Series: Red Queen, Book 1
Author: Victoria Aveyard (site)
Release Date: February 10, 2015
Genre: Young Adult Dystopian Fantasy
Told: First Person (Mare), Present Tense
Content Rating: Teen (violence, kissing)
Format Read: ARC (EpicLibrarian)
Find On: Goodreads
Purchase On: Amazon | B&N | Book Depository
This is a world divided by blood – red or silver.
The Reds are commoners, ruled by a Silver elite in possession of god-like superpowers. And to Mare Barrow, a seventeen-year-old Red girl from the poverty-stricken Stilts, it seems like nothing will ever change.
That is, until she finds herself working in the Silver Palace. Here, surrounded by the people she hates the most, Mare discovers that, despite her red blood, she possesses a deadly power of her own. One that threatens to destroy the balance of power.
Fearful of Mare’s potential, the Silvers hide her in plain view, declaring her a long-lost Silver princess, now engaged to a Silver prince. Despite knowing that one misstep would mean her death, Mare works silently to help the Red Guard, a militant resistance group, and bring down the Silver regime.
But this is a world of betrayal and lies, and Mare has entered a dangerous dance – Reds against Silvers, prince against prince, and Mare against her own heart ...
* * *In a Sentence: A predictable fantasy that was occasionally engaging but I mostly found disappointingly formulaic.
I'm a sucker for a gorgeous cover, and Red Queen's is one of the most striking I've seen yet. However, the story under the cover was not only underwhelming but rather frustrating as it disappointed on almost all fronts.
Story: The plot was highly predictable and completely formulaic: plain girl discovers she has a unique ability and becomes a pawn in a political scheme for the crown while at the same time trying to secretly overthrow said crown for the rebel cause, but all her plans backfire and after a crushing betrayal she must fight for her life. Needless to say I saw every major twist coming from the start, and although I tried to hold out hope that it would surprise me in new and interesting ways, the story refused to divert from the formula. The climax was relatively exciting and I was happy that Mare held her own and didn't require protecting or saving in the final battle, but as per formula the epilogue twist came as no surprise and left me with little excitement for the sequel.
Setting: I initially thought this a fantasy setting, but it eventually expanded into a parallel dystopian world - at least, that was my impression. Although there wasn't anything particularly unusual or dazzling, some of the elements were intriguing and the description made everything relatively easy to picture.

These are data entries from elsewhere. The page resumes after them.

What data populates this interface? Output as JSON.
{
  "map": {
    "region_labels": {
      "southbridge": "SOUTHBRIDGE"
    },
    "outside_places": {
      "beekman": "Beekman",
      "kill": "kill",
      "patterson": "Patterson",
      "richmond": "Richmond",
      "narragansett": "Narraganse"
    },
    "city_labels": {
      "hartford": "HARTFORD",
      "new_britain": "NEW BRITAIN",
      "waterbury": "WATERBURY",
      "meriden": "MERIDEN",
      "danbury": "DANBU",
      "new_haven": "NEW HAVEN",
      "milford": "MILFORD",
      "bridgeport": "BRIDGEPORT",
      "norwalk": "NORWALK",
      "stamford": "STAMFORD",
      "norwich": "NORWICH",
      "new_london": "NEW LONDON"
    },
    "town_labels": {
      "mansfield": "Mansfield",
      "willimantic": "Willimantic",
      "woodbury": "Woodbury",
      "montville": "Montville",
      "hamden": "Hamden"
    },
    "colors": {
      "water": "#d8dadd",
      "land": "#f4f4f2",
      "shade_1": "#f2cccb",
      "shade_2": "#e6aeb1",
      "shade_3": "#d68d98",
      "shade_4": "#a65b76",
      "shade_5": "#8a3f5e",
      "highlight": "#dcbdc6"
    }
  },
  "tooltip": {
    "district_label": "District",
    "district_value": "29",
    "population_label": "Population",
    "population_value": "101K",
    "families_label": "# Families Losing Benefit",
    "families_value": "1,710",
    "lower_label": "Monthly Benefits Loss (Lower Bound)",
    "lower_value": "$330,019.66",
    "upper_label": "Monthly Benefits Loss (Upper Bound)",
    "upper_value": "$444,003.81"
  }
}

Characters: Mare was unfortunately formed from an overused heroine mold: small, plain, snarky and strong-willed, she didn't fit in and seemed below average until it was revealed she was in fact a special snowflake with an impossible ability. This can be acceptable as a base, but that was pretty much it for Mare as, despite the evolving story, she refused to have a motivation. In the beginning she had no dreams or plans past not being conscripted, and while I could understand that being poor she didn't have a long life expectancy so aspirations were considered foolhardy, everyone has dreams of some sort. I needed her to aspire to something but never felt she truly did, and a character without dreams, without any sort of real motivation, leaves me little to root for other than she doesn't die.
Cal was the typical love interest: handsome, sweet, and powerful, with nothing particularly unique except perhaps his unflagging loyalty which instigated some intriguing difficulties. Maven was a predictable disappointment who read much younger than he was supposed to be, but I guess that was part of his personality? I would've loved something new with his character, but as was the norm he sadly never diverted from his formula.
Romantic Relationships: This book possessed an unfortunate love square, although I guess for the most part it was only a love triangle. Mare loved one prince but was engaged to another, and although she tried to do the right thing, the hearts wants what it wants, etc. She actually struggled with her heart though, and except for one slip kept it together for the most part which was a pleasant and rather refreshing surprise.
Writing: The writing was the only real highlight of the book for me. While nothing spectacular it could be engaging, and there were several occasions where the action sucked me in so deep I forgot where I was. If not for the writing I wouldn't have gotten far in this book, let alone finished it.
Conclusion: I really wanted to love this one as much as almost everyone else on the planet, but although the writing was engaging enough the story was way too formulaic and the motivationless main character left me little to root for. I do have an ARC of the second book and will give it a try, but at this point my expectations aren't high.